Got to see about 20 of his original prints today.
He was ahead of his time.
How so? Just curious to know your thoughts about it.
When I look at Adams work, I see a pioneering artist that bridged the Hudson River School painters and today's modern masters of landscape photography.
Prior to Adams, photographers approached landscape photography as purely a tool of documentation. They rarely sought to capture emotional moments in nature with their photography. Instead, it was more about just "producing a picture" of a given place, with little regard to producing an image that was inspiring or moving. This is, no doubt, a sweeping generalization... but one that mostly holds up across the board with only very rare exceptions.

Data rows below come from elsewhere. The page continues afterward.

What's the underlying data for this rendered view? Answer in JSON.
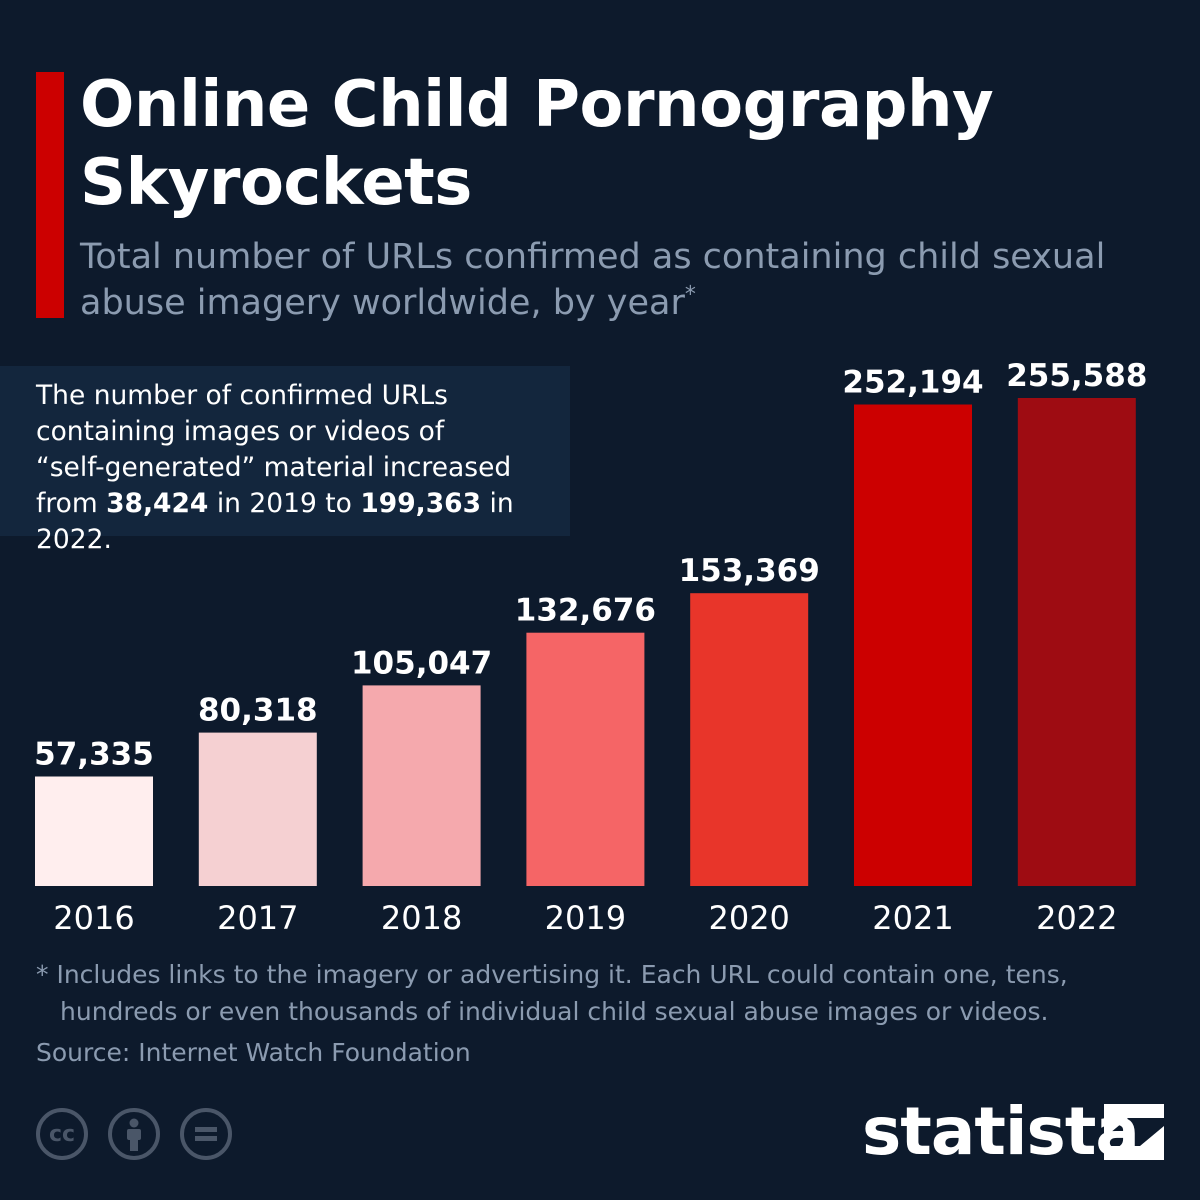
{
  "colors": {
    "background": "#0d1a2c",
    "accent": "#cc0000",
    "bars": [
      "#ffeeee",
      "#f5d0d2",
      "#f5a9ad",
      "#f56566",
      "#e8352a",
      "#cc0000",
      "#9e0c12"
    ],
    "muted_text": "#8b9bb0",
    "callout_bg": "#13263d"
  },
  "callout": {
    "line1": "The number of confirmed URLs",
    "line2": "containing images or videos of",
    "line3": "“self-generated” material increased",
    "from_word": "from",
    "value_2019": "38,424",
    "in_2019": "in 2019 to",
    "value_2022": "199,363",
    "in_2022": "in 2022."
  },
  "chart_data": {
    "type": "bar",
    "title": "Online Child Pornography Skyrockets",
    "subtitle": "Total number of URLs confirmed as containing child sexual abuse imagery worldwide, by year",
    "subtitle_mark": "*",
    "categories": [
      "2016",
      "2017",
      "2018",
      "2019",
      "2020",
      "2021",
      "2022"
    ],
    "values": [
      57335,
      80318,
      105047,
      132676,
      153369,
      252194,
      255588
    ],
    "value_labels": [
      "57,335",
      "80,318",
      "105,047",
      "132,676",
      "153,369",
      "252,194",
      "255,588"
    ],
    "xlabel": "",
    "ylabel": "",
    "ylim": [
      0,
      255588
    ],
    "grid": false,
    "legend": "none"
  },
  "footnote": {
    "line1": "* Includes links to the imagery or advertising it. Each URL could contain one, tens,",
    "line2": "hundreds or even thousands of individual child sexual abuse images or videos."
  },
  "source": "Source: Internet Watch Foundation",
  "logo": {
    "text": "statista",
    "icon": "statista-logo-icon"
  },
  "license_icons": [
    "creative-commons-icon",
    "attribution-icon",
    "no-derivatives-icon"
  ]
}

Adams, perhaps even unintentionally, followed a similar thread to that of the Hudson River School painters. He didn't possess their same vision of man and nature in harmony, for sure. But he did bring their penchant for ethereal conditions and dramatic compositions to the world of landscape photography in a way that few others had been able to do before him. He truly was a pioneering photographer in that regard.
I think people that aren't especially moved by landscape photography in general might find it hard to really "get" Adams. It's so easy, several decades after he made his mark on the art, to look back and sneer at his work and achievements. That's only because he laid the groundwork for the direction of landscape photography that followed. He is so much infused in the modern tradition that maybe we almost feel as if we've already seen his work a thousand times over.
Ultimately though, he brought landscape photography into the realm of the emotional and dramatic. And, he did so in black and white... a medium that he
truly mastered by the standards of
any era. Even today, his life's work in black-and-white holds its own.